Despite his obvious popularity, political analysts refuse to rule out alternative choices for leader. They include the gay leader of the Scottish Conservatives, Ruth Davidson, Home Secretary Theresa May and Secretary of State for Justice and Lord Chancellor Michael Gove. The dream ticket widely discussed involves a combination of Boris as Prime Minister with Gove as his Deputy.
The other significant Indian link with ruling politicians comes with Conservative Party MP Preeti Patel who currently serves in the cabinet as the Minister of Employment. As her name suggests, she is of Gujarati ethnic origin, the daughter of Ugandan Asians who fled from Africa shortly after Idi Amin took over in Kampala.
The first Hindu woman ever to be elected to the House of Commons, she is an ardent supporter of Narendra Modi and criticised what she described as the BBC’s one-sided coverage critical of Modi in the 2014 Indian general elections. Patel’s critics have highlighted her earlier support for the restoration of capital punishment, as well as a book where she said this about British workers: “once they enter the workplace, the British are among the worst idlers in the world”.
What is hugely important about Patel today is that she openly campaigned side by side with those “Brexiters” who wanted the UK to leave the European Union. As such she is a supporter of Boris and now that the Brexiters have won, she has every reason to expect to be rewarded with a significantly more senior cabinet position after a new government is formed following the resignation of Prime Minister David Cameron and his imminent departure from British politics.
Other ethnic Indians have served in previous British governments, but none have previously climbed to the dizzying heights of cabinet status. One of those is Aden-born MP for Leicester East Keith Vaz who served for two years as Minister of State in the Foreign Office under a previous Labour government. He has been quoted as saying that the referendum result is “a terrible day for Britain and a terrible day for the EU”.

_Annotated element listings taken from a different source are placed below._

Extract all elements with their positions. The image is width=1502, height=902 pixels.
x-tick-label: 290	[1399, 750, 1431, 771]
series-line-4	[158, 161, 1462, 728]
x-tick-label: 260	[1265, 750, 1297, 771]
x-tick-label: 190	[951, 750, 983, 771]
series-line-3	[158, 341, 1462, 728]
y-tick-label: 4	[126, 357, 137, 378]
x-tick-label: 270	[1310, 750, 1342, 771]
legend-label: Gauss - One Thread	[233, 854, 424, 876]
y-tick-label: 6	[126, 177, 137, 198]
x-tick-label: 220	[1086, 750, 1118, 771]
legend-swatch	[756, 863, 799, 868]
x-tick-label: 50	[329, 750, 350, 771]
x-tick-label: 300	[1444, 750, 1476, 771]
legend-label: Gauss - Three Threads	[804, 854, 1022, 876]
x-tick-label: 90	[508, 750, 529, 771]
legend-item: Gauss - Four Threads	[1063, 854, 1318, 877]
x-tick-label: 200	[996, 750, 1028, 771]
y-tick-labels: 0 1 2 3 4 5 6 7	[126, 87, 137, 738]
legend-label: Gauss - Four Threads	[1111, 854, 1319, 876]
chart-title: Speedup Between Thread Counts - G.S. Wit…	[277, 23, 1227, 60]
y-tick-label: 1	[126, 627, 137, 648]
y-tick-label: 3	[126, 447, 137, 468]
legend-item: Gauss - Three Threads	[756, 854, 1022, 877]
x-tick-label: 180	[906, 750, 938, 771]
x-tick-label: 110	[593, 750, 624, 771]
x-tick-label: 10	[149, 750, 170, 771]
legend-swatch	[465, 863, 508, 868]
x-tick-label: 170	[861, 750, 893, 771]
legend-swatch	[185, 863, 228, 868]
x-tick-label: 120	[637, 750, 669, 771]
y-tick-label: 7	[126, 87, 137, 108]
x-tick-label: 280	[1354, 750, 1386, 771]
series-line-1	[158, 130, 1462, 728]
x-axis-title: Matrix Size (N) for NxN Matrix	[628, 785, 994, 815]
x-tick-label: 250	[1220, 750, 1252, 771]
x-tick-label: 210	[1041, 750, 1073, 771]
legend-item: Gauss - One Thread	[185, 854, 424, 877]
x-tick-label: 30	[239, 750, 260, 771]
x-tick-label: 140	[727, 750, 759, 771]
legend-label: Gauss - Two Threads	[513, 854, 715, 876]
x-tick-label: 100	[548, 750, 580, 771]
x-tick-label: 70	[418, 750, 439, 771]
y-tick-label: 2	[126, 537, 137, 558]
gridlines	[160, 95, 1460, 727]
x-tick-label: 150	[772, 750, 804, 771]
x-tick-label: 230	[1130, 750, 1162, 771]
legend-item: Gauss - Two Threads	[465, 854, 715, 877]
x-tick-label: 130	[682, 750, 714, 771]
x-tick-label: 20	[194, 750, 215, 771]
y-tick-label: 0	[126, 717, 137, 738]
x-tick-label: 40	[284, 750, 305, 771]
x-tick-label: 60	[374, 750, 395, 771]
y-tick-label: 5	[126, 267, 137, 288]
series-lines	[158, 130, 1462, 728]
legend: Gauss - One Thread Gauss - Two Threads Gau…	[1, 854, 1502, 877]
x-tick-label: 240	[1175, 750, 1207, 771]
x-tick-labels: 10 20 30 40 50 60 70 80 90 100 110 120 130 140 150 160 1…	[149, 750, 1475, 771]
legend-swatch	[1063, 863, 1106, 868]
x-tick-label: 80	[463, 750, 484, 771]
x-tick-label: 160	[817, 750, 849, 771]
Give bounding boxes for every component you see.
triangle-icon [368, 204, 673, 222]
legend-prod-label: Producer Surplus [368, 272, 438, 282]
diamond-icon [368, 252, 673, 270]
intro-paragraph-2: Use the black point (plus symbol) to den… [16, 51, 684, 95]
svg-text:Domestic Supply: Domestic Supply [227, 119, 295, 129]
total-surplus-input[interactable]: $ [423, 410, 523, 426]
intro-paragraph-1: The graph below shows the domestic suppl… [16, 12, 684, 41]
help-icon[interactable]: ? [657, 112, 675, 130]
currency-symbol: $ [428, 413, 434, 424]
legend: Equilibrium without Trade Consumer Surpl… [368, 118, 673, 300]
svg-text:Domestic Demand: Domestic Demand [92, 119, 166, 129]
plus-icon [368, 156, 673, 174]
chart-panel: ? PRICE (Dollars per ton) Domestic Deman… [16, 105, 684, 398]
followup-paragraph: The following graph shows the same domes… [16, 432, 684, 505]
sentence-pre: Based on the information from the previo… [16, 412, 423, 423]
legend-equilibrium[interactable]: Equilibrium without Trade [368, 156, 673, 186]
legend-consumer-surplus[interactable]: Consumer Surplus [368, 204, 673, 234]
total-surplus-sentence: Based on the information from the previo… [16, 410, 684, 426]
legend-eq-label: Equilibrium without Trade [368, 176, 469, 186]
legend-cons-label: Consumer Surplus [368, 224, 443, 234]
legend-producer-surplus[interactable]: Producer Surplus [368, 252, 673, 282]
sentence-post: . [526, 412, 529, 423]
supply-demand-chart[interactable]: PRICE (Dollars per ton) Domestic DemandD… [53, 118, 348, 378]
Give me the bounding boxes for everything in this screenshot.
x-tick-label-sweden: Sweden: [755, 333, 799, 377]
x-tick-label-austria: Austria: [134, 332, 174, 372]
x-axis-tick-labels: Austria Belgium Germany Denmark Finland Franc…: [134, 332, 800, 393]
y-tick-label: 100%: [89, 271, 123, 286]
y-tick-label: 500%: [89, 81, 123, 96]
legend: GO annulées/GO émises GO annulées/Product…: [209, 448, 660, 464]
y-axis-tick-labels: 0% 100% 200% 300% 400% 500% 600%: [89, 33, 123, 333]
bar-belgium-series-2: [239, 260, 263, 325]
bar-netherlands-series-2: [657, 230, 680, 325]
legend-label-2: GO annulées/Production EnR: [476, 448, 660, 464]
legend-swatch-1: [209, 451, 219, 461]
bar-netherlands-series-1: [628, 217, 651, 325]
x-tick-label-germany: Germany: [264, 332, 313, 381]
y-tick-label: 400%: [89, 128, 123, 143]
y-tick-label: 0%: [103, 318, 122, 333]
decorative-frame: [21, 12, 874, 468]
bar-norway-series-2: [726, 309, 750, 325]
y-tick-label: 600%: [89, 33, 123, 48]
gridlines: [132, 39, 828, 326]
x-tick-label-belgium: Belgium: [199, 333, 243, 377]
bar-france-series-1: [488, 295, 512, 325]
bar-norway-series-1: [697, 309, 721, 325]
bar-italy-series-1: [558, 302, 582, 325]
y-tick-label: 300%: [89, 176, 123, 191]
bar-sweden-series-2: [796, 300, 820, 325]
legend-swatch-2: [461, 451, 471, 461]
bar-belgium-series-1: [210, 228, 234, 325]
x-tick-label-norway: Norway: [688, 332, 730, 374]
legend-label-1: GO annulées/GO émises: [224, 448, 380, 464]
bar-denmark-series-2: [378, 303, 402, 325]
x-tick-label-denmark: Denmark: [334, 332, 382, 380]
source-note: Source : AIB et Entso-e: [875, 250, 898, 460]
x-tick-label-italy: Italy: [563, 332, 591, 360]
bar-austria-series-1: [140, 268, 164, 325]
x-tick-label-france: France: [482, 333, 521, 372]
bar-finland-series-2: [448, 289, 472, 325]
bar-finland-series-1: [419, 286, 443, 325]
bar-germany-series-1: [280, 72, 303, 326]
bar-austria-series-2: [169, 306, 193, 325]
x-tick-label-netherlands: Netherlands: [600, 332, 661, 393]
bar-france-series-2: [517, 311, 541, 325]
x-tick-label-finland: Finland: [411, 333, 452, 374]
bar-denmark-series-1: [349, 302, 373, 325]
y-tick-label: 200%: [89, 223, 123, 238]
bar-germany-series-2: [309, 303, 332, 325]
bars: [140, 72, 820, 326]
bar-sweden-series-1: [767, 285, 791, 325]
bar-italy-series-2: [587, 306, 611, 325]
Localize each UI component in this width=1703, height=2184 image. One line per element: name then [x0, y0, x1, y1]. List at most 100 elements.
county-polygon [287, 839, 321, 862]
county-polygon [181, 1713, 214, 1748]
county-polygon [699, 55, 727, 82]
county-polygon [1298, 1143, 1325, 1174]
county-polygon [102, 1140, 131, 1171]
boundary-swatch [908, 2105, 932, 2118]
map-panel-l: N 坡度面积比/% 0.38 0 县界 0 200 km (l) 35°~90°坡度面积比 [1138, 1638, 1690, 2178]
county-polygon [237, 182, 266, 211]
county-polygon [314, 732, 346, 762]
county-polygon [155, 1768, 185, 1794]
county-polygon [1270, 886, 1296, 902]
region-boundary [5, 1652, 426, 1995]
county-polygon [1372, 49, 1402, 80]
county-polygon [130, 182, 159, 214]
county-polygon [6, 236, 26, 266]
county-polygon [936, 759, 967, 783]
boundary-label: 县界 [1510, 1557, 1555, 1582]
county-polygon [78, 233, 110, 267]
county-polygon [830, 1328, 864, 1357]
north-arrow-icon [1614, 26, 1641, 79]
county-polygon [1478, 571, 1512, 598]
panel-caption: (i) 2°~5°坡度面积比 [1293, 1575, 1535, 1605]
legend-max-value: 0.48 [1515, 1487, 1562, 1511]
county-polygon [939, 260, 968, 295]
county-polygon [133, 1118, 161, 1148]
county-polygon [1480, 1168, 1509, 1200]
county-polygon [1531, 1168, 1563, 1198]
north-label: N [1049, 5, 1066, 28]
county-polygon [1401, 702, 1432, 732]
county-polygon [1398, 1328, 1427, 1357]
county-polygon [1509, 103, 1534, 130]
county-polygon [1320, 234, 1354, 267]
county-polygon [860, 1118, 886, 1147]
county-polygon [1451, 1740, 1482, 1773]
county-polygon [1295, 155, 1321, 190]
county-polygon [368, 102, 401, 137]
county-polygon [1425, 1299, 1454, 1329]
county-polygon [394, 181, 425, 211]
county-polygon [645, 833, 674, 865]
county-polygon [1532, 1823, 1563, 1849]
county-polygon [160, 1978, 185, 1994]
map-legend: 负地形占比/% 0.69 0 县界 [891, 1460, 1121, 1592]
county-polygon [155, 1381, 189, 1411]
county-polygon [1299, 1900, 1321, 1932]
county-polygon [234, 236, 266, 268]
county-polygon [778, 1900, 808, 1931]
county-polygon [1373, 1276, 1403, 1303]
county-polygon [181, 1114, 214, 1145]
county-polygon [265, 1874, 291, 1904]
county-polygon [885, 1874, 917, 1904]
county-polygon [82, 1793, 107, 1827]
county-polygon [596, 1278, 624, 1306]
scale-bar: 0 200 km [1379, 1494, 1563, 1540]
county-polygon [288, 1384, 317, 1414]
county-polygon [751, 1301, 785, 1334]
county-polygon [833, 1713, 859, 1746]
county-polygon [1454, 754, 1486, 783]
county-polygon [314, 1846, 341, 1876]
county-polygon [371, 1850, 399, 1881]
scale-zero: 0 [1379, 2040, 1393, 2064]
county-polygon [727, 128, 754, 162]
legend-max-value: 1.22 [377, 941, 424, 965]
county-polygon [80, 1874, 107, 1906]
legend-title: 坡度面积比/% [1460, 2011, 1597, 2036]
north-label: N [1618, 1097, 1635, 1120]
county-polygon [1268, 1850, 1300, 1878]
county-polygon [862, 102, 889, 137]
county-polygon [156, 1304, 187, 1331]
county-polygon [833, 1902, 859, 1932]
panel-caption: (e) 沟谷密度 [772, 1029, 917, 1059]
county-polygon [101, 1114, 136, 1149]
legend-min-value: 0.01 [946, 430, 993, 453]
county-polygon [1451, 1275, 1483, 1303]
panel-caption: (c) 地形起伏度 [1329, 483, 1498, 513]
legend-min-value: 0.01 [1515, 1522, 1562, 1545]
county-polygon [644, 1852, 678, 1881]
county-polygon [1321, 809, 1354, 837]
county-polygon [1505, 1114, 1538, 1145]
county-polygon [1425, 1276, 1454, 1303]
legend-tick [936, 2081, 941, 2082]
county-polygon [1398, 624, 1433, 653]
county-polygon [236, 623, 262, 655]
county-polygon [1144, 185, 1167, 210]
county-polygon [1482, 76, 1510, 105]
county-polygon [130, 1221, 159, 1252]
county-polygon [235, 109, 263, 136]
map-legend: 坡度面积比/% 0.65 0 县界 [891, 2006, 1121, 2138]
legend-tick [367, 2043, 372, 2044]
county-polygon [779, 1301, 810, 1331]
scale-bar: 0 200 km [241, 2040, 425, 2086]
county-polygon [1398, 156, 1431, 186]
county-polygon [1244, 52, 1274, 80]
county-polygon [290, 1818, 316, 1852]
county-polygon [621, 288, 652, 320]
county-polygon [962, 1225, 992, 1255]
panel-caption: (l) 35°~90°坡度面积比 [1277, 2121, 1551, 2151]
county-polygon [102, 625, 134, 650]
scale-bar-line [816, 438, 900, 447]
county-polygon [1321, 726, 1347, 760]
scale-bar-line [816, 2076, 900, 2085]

How Indian links with the UK evolve in coming years will also depend on the skills exercised by the country’s highly respected High Commissioner in London — a former Indian ambassador to Israel and an ex-spokesman of the Ministry of External Affairs.
Sarna’s skills include his abilities as a highly respected book author. In London, this means he will be one of the very few foreign ambassadors who will have something in common with Boris — other than politics or diplomacy. Boris is the author of at least 10 books, including a biography of Winston Churchill.